WASHINGTON (AP) — Federal regulators say they are cracking down on “an explosion” of businesses’ use of fake reviews and other misleading messages to promote their products and services on social media.
The Federal Trade Commission (FTC) said it has warned hundreds of major corporations and smaller businesses that they could face fines if they use bogus endorsements to deceive consumers.
“The rise of social media has blurred the line between authentic content and advertising, leading to an explosion in deceptive endorsements across the marketplace,” the FTC said in a news release on Wednesday.
The FTC action signals a commitment to flex its authority to use penalties to enforce consumer protection laws. The agency said it has sent formal notices of penalty offences to about 700 companies, warning they could face penalties of up to USD43,792 for each violation.
“Fake reviews and other forms of deceptive endorsements cheat consumers and undercut honest businesses,” said Samuel Levine, who heads the agency’s consumer protection bureau. “Advertisers will pay a price if they engage in these deceptive practices.”

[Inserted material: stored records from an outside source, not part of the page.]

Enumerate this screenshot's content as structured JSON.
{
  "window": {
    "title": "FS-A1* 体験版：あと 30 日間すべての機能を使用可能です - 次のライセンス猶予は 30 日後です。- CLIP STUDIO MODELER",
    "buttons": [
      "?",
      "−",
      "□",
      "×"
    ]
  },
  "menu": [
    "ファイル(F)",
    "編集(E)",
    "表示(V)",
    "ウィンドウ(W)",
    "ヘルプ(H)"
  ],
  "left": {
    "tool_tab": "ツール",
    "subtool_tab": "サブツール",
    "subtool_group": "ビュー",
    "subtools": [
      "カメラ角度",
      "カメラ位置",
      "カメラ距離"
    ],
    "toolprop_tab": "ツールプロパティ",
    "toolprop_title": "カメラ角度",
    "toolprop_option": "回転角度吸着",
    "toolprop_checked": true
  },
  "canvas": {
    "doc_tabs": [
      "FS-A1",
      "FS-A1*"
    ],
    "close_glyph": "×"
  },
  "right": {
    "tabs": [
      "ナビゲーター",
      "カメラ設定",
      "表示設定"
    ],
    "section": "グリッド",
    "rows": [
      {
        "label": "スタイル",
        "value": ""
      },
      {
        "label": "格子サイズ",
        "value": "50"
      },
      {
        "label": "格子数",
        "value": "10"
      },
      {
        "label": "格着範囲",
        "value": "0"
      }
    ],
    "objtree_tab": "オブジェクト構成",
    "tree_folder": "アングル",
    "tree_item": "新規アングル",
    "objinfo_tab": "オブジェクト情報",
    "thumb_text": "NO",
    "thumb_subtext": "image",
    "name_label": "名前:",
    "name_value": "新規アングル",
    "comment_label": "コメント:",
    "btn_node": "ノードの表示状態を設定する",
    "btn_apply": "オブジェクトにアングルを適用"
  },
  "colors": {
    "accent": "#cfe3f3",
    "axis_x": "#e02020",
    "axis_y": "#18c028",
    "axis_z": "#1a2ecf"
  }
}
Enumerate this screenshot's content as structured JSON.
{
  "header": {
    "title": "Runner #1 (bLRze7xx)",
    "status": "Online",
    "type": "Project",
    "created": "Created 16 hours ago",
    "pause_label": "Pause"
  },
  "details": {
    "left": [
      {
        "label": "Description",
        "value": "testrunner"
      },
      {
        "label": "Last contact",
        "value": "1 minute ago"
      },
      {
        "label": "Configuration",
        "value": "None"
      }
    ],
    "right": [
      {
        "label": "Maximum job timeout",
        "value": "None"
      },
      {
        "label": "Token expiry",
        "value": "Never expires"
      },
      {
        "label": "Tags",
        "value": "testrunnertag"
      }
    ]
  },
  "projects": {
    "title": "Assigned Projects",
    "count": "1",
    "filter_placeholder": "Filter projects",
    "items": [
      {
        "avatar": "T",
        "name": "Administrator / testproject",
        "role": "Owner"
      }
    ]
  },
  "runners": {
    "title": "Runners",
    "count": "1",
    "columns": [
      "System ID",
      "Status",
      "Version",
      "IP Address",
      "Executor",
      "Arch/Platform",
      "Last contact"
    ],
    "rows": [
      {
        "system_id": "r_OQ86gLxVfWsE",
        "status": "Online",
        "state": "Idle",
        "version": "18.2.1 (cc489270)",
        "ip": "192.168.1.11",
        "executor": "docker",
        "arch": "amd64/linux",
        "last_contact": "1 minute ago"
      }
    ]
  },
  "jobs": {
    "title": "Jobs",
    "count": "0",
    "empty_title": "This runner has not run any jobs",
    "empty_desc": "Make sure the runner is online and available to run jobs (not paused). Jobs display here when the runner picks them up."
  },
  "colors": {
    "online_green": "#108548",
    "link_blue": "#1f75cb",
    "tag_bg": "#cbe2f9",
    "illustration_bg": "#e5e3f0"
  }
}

The companies receiving the notices are a who’s who of Corporate America – including major corporations, big retailers and consumer product companies, as well as leading advertisers and ad agencies.
They include tech giants Amazon, Apple, Facebook, and Google and its YouTube video service, as well as Internet service providers like AT&T and Comcast.
Others run from retailer Abercrombie & Fitch to manufacturers General Electric, General Motors and Honda. Popular shopping and review sites such as eBay and Yelp also are included.
The FTC, however, stressed that a company having received a notice does not suggest that it has engaged in deceptive or unfair conduct.
The notice cites practices the agency found previously to be unfair or deceptive. They include falsely claiming a third-party endorsement, misrepresenting whether an endorser is an actual user or using an endorsement to make deceptive performance claims.
It also listed failing to disclose a significant connection with an endorser and misrepresenting that the endorser’s experience represents that of a typical consumer.